Optimizing Agent Workflows for Modern LLMs
Writing effective agent skills requires deep knowledge of prompt engineering. With the release of advanced reasoning models like Claude 3.5 Sonnet, ChatGPT o1, and DeepSeek-V3, prompt templates must focus on structured thinking. Developers are encouraged to use XML tags (e.g., <thought>, <context>, and <rules>) to isolate execution boundaries. Standardized prompts prevent agents from suffering from context drift, ensuring that long-running tasks remain aligned with the initial system parameters.

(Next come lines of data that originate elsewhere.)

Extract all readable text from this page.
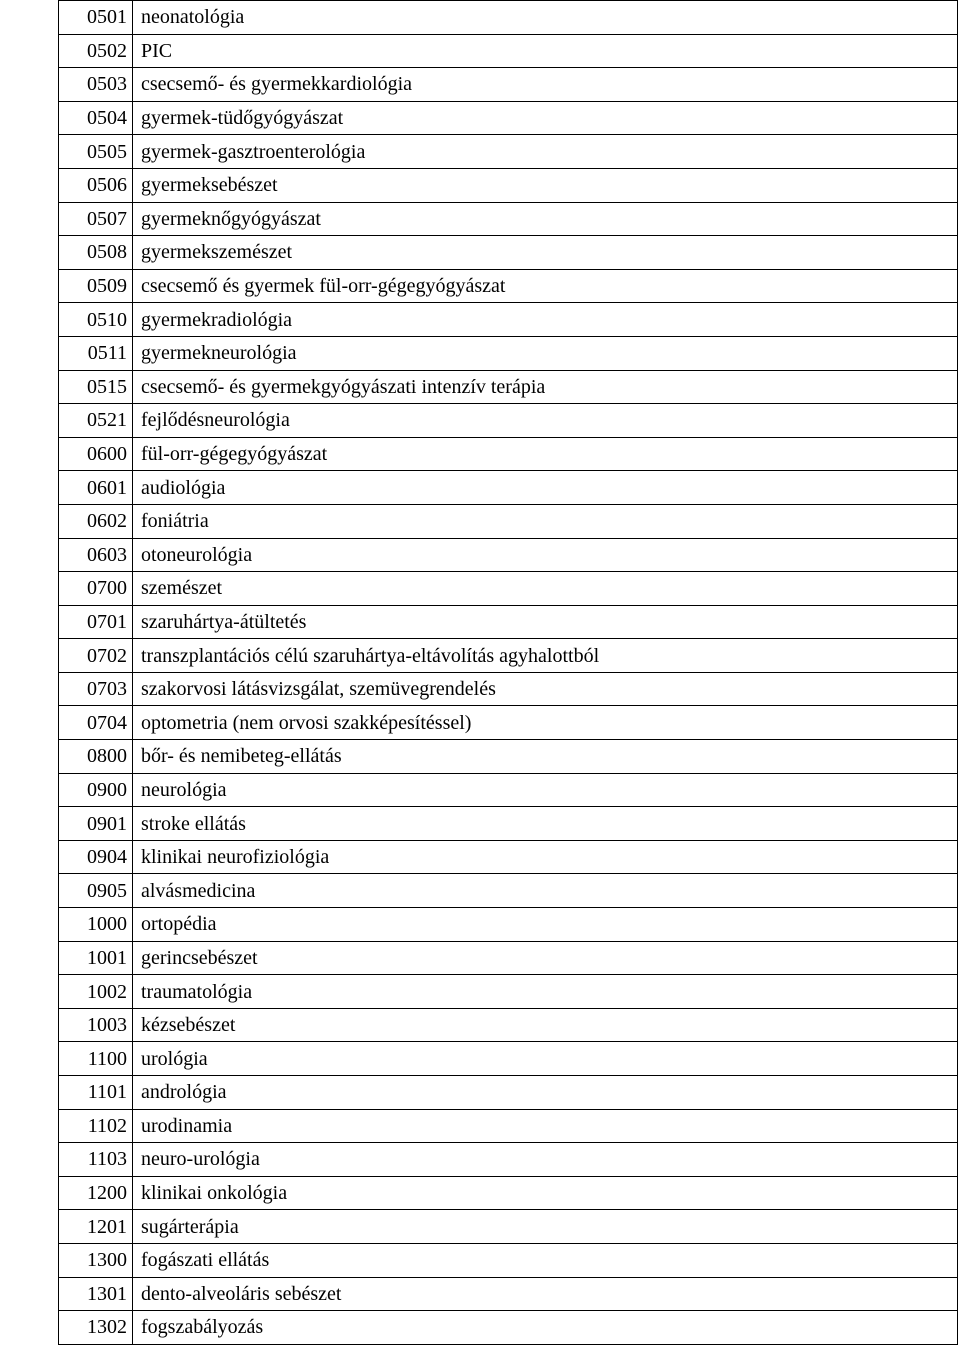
0501	neonatológia
0502	PIC
0503	csecsemő- és gyermekkardiológia
0504	gyermek-tüdőgyógyászat
0505	gyermek-gasztroenterológia
0506	gyermeksebészet
0507	gyermeknőgyógyászat
0508	gyermekszemészet
0509	csecsemő és gyermek fül-orr-gégegyógyászat
0510	gyermekradiológia
0511	gyermekneurológia
0515	csecsemő- és gyermekgyógyászati intenzív terápia
0521	fejlődésneurológia
0600	fül-orr-gégegyógyászat
0601	audiológia
0602	foniátria
0603	otoneurológia
0700	szemészet
0701	szaruhártya-átültetés
0702	transzplantációs célú szaruhártya-eltávolítás agyhalottból
0703	szakorvosi látásvizsgálat, szemüvegrendelés
0704	optometria (nem orvosi szakképesítéssel)
0800	bőr- és nemibeteg-ellátás
0900	neurológia
0901	stroke ellátás
0904	klinikai neurofiziológia
0905	alvásmedicina
1000	ortopédia
1001	gerincsebészet
1002	traumatológia
1003	kézsebészet
1100	urológia
1101	andrológia
1102	urodinamia
1103	neuro-urológia
1200	klinikai onkológia
1201	sugárterápia
1300	fogászati ellátás
1301	dento-alveoláris sebészet
1302	fogszabályozás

Exploring by SOC Occupations and Creator Profiles
What makes SkillMD unique is its taxonomy. Instead of simple text search, we parse and organize files according to the Standard Occupational Classification (SOC) system. This means you can discover skills written for Computer and Mathematical roles, Business and Financial operations, Legal, Design, and and Educational Instruction fields. By tracking creator profiles, developers can study how different teams organize their custom instructions, compare version updates, and fork public configs for specialized enterprise use cases.
SkillMD operates as a high-performance index running on a fast Go backend and a highly responsive Astro SSR frontend. All search queries execute in milliseconds, featuring smart debouncing to prevent multiple API requests while keeping user data secure. Join our community of developers to standardize your AI agent instructions and optimize your LLM prompting workflows today.
Frequently Asked Questions
A practical guide to agent skills: what they are, how to inspect them, and how SkillMD helps you explore the ecosystem.